Atm: dinamiche e peculiarità che incidono sul security management
14/01/2025

Intervista a Stefano Modesti - Responsabile Security Atm

Matematico e filosofo, Nicholas Taleb teorizza che la nostra civiltà sia governata da cigni neri, ossia da eventi tanto improbabili quanto devastanti nelle loro conseguenze. Covid, guerre, terrorismo, ma anche Internet e i Social: il cigno nero (scoperto solo nel XIV secolo, dopo un’esistenza ad immaginarlo bianco) dimostra che ogni pensiero basato sull’abitudine è destinato a fallire. Cosa deve fare quindi il security manager, fisiologicamente destinato a ipotizzare scenari catastrofici? Per Stefano Modesti, solo la prevenzione può fare la differenza.

Dalla laurea in ingegneria gestionale ad una carriera in Atm, prima nel ramo Operations e poi nella Direzione Corporate Security. Come si sposano Ingegneria e Security?

La correlazione tra ingegneria, trasporti e security è più profonda di quanto possa apparire. Premetto che la mia specializzazione universitaria era focalizzata su produzione e logistica, dunque il ramo Operations di Atm era tra le destinazioni plausibili. Per dieci anni ho esplorato tutti i processi aziendali tra tram, filo e bus, addentrandomi anche nella Centrale Operativa di superficie con un ruolo di responsabilità. La somma di queste esperienze, cruciali sia sul lato tecnico sia umano, mi ha portato alla Direzione Security – funzione essenzialmente deputata alla definizione ed al rispetto delle procedure. In questo ruolo mi soccorre la forma mentis impressa dagli studi di ingegneria, che nei trasporti regola sicurezza e continuità degli esercizi. La parte gestionale della formazione mi permette poi di analizzare i processi con uno sguardo tecnico e manageriale. Due aspetti allo stesso modo essenziali.

La sua funzione richiede sia di governare gli operatori di sicurezza sussidiaria sulla rete, con prevalente finalità di deterrenza, sia di proteggere gli asset aziendali garantendo la business continuity. Come si conciliano le due attività? 
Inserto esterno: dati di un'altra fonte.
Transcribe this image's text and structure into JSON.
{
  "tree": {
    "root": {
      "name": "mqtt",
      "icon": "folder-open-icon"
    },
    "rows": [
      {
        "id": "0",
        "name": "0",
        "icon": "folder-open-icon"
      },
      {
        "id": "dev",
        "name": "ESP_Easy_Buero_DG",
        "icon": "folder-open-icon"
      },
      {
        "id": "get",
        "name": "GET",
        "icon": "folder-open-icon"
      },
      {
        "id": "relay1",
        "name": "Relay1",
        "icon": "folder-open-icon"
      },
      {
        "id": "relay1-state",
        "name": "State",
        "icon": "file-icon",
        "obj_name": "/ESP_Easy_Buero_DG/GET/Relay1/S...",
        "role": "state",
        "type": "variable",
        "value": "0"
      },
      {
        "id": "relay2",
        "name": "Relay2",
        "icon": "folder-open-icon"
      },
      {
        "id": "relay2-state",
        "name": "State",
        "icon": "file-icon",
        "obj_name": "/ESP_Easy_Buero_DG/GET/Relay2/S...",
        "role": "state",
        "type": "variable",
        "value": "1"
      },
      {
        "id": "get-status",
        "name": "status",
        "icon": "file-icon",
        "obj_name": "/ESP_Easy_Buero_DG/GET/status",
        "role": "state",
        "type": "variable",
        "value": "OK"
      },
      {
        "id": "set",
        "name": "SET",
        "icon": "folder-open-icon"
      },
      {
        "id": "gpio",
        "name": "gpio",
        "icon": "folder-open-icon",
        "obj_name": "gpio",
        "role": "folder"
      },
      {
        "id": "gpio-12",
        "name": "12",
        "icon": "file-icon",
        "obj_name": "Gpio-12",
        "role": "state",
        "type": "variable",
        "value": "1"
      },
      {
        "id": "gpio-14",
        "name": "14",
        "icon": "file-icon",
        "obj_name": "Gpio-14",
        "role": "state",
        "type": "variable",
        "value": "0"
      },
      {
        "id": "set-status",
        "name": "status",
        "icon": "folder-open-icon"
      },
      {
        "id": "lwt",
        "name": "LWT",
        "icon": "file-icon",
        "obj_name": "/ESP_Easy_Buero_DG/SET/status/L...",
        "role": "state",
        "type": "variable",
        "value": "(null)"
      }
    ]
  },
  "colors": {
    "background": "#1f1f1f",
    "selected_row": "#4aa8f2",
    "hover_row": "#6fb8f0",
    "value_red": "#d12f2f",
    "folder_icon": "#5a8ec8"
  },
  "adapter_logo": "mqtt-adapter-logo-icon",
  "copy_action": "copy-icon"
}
Ciascuna funzione alimenta e completa l’altra perché la prevenzione dei reati, nel trasporto pubblico locale, si traduce anche in corporate business continuity. Un’attenta formazione e gestione delle guardie giurate con funzioni di deterrenza sulle reti di trasporto previene infatti reati che potrebbero impattare anche sugli asset aziendali, oltre che sul nostro core business: il servizio. La presenza delle GPG deve dunque essere capillare sul territorio ed operativa 24/24. Un plus fondamentale della Security Atm è che i nostri addetti sono parte integrante dell’organico di Atm e sono formati internamente. Il trasporto pubblico locale vanta infatti peculiarità e dinamiche proprie, caratterizzate da ambienti e spazi che necessitano di procedure e regolamenti specifici sia in termini di prevenzione sul territorio, sia per la protezione degli asset corporate. 

Ce le racconta? 

Ciò che si vede in superficie, ma anche sugli stessi binari della metro, nasconde in realtà una fitta rete di tunnel e binari tronchi, che richiedono al personale di sicurezza, oltre alle competenze del DM 154/2009, anche di sapersi muovere in spazi peculiari. Le nostre GPG devono inoltre conoscere la complessa rete di trasporti Atm – diversificata non solo per tipologia di mezzi (metro, tram, filobus, autobus), ma anche per modalità di approccio e contatto con il passeggero. La gestione delle relazioni con la clientela, in particolare con i soggetti critici o in situazioni delicate, è un punto cruciale della formazione delle nostre GPG. Lo stesso vale per gli addetti alla sicurezza che controllano gli accessi. Il personale di security è del resto il primo biglietto da visita dell’azienda e le relazioni con il pubblico devono essere professionali ed efficaci.

Ritiene che sia adeguato l’equipaggiamento ammesso dalla legge per gli addetti ai servizi di sicurezza sussidiaria? Cosa pensa di nuovi strumenti come bodycam o taser? 

Sul taser – tema peraltro divisivo - si è da pochissimo avviata la sperimentazione presso la Polizia Locale meneghina, quindi lato sicurezza privata siamo decisamente lontani. Quanto alle bodycam, le ritengo un ottimo strumento non solo per tutelare la safety del personale (anche a titolo assicurativo e di compliance aziendale), ma anche in funzione di responsabilizzazione delle GPG rispetto al proprio operato. In tal senso, prima delle tecnologie viene però sempre l’individuo: sono dunque essenziali processi di formazione specifici che vertano sulla gestione dello stress, delle criticità e sulla corretta gestione della sicurezza in spazi ristretti ed affollati. Quanto ai benefici in termini di sicurezza del territorio, con le bodycam aggiungeremmo altri 150 occhi elettronici ai noti “1000 occhi sulle città” in funzione sussidiaria alle forze dell’ordine.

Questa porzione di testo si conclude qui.